Chemotherapy and Other Treatments
While cancer treatments (including the side effects of medications) can be quite distressing to patients, therapy of any kind usually does not last 12 months as one continuous and medically severe duration. In the great majority of cases, the treating physicians cannot provide planned chemotherapy protocols expected to last a year. The fact of the matter is that patients cannot tolerate a year of steady chemotherapy toxicity. Trying to establish disability on the basis of drug toxicity side-effects is usually just a waste of time regarding acute side-effects, since there will be a failure of duration in that regard. Chronic toxicity, such as effects on the nervous system, is another matter (see “mental function” below). If duration is satisfied then anemia is always an important consideration in cancer cases where treatment with chemotherapy is involved.

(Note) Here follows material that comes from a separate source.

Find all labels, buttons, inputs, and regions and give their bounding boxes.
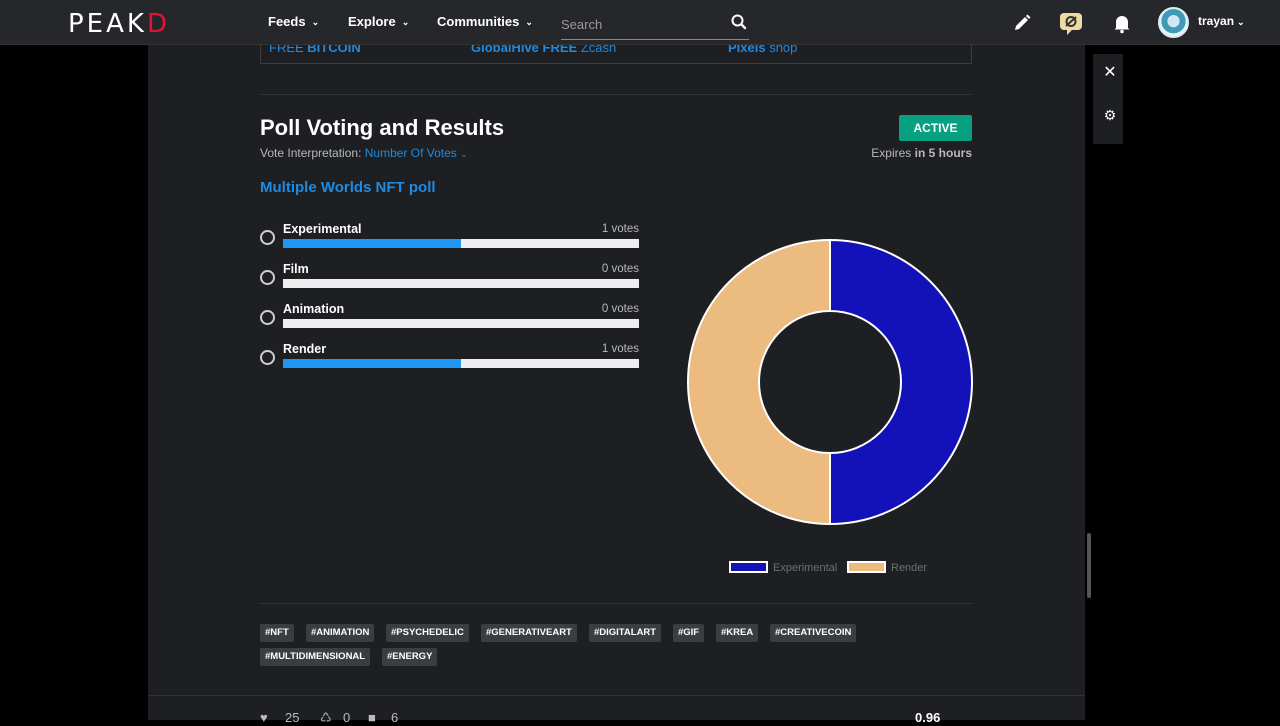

The adjudicator should always be cognizant of the pulmonary and cardiac toxicity of some anti-cancer drugs that can remain after treatment stops, and the potential of intestinal (bowel) damage from surgery and/or therapeutic radiation when abdominal cancer is involved.
Mental Function
Decline in cognitive capacity is a serious consideration for patients receiving treatment for cancer, particularly if they have been treated for two or more years. Chemotherapeutic agents can be neurologically toxic, and radiation delivered to the brain can have deleterious effects on brain and mental function. Cancer in the brain does not necessarily have to be present; prophylactic cranial irradiation (PCI) may be part of a treatment regimen, as with certain cases of small cell lung cancer. The treating physician should always be asked if (1) the claimant has had any evidence of cognitive decline during the course of treatment, and (2) if there has been any whole brain radiation given. If either (1) or (2) is true, the SSA should obtain formal mental status and perhaps neuropsychological testing. This is an area of potential impairment which the SSA adjudicator is very likely to overlook.